Let Me Guide You To Your Biggest Adventure Yet in the Data Science World
--
Most people when they are referencing data science they are referring to machine learning. Unfortunately, that means usually that they forget about the other as important if not more important pillars: coding, visualizations, and statistics.
Today, I would like to briefly discuss these areas, but I will expand on these areas and provide examples over the next several articles.
Part 1: Coding
Coding
This one might seem a little bit obvious. You cannot start creating a data science project without learning how to code. However, I want to focus on what happens after the initial project.
Congratulations! You have completed your machine learning algorithm.

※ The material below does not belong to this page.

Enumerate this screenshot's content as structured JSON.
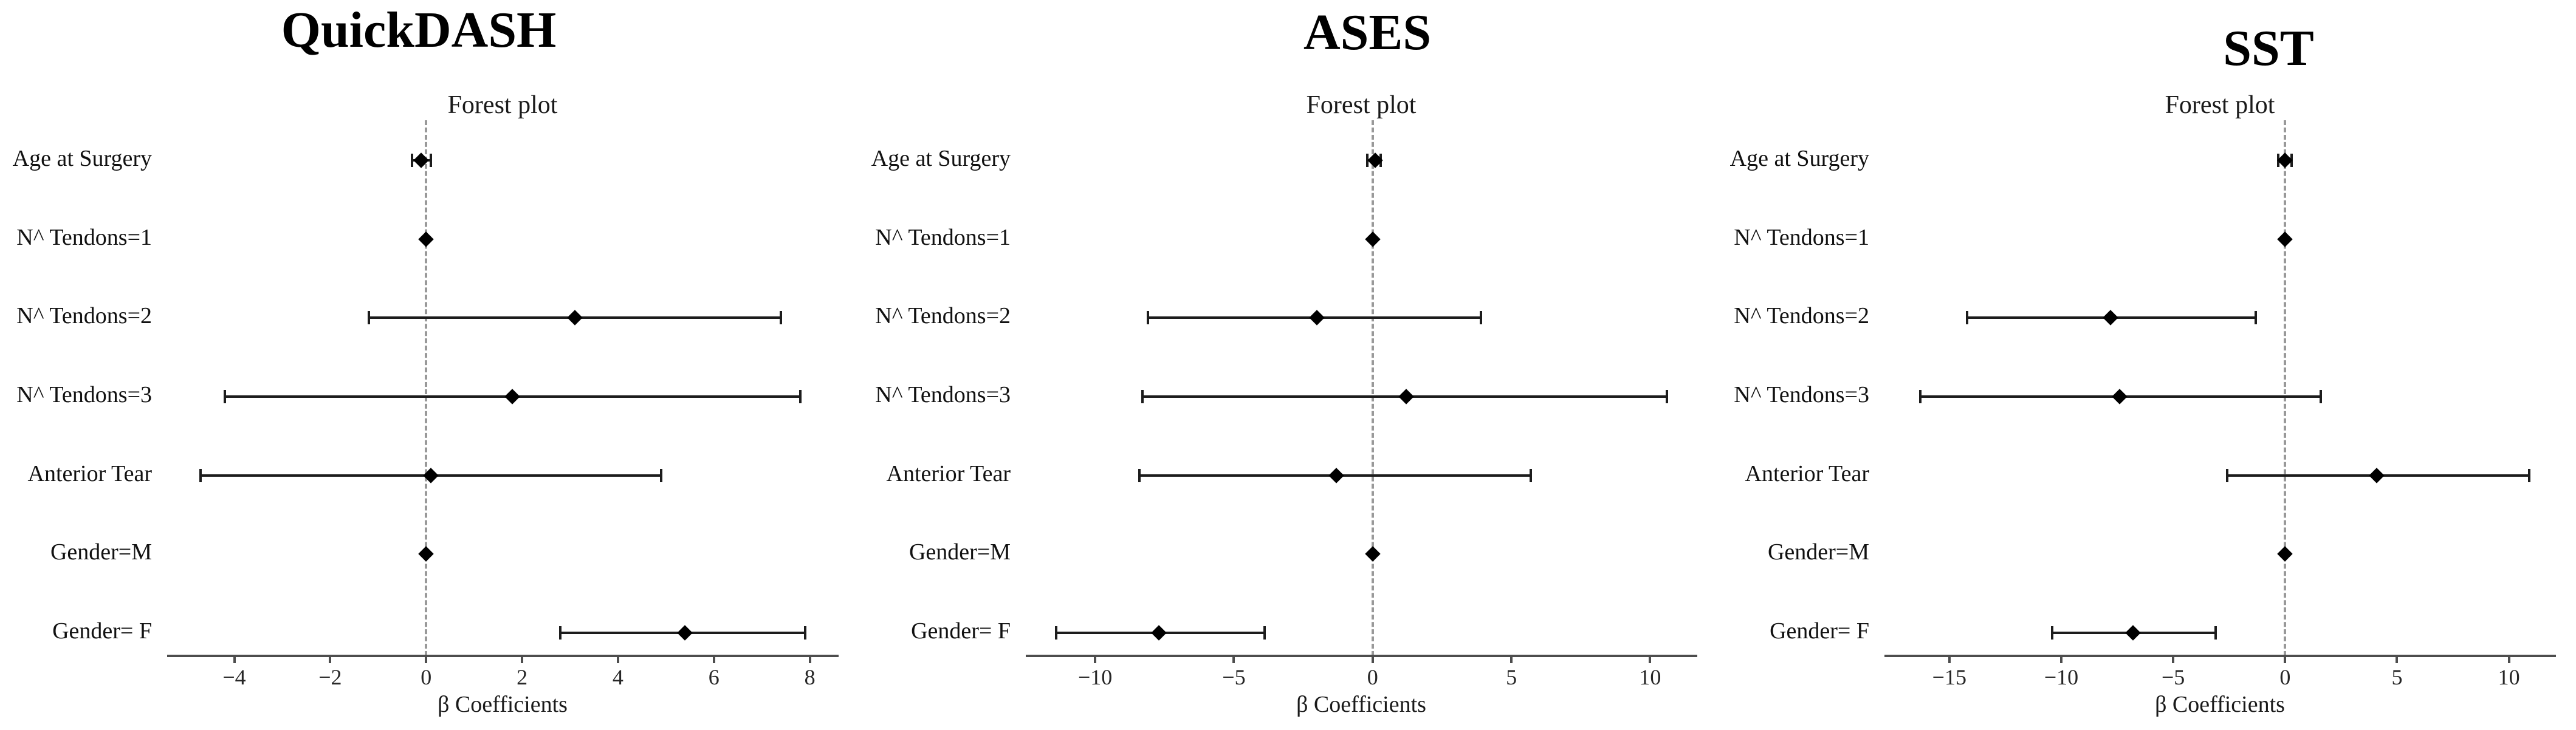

Your project has answered the necessary questions, and you are ready to deploy your model.
Unfortunately, most data scientists and aspiring data scientists do not know what to do when it comes to deploying machine learning algorithms or other coding standards like unit tests, integration tests, pep8 standards for python, and something like dbt for sql standardization and testing. These standards will make the code more reliable and repeatable.
Visualizations
First, before we even think about what tools to use, we need to figure out what the purpose of these visualizations are. There are two specific areas where visualizations come into play.
The first area would be in exploratory analysis. First and foremost, the audience will be you. You are trying to figure out what the data looks like. How many rows, columns, nulls? What is the distribution and other statistics? Are we missing classes like age or gender groups? My strong suit is python, so most of these exploratory visualizations are on Jupyter notebook with matplotlib or seaborn, which are both python libraries. However, you can also work in Excel, Google Sheets, or even PowerBI. Whatever is the easiest to get an initial idea of the data.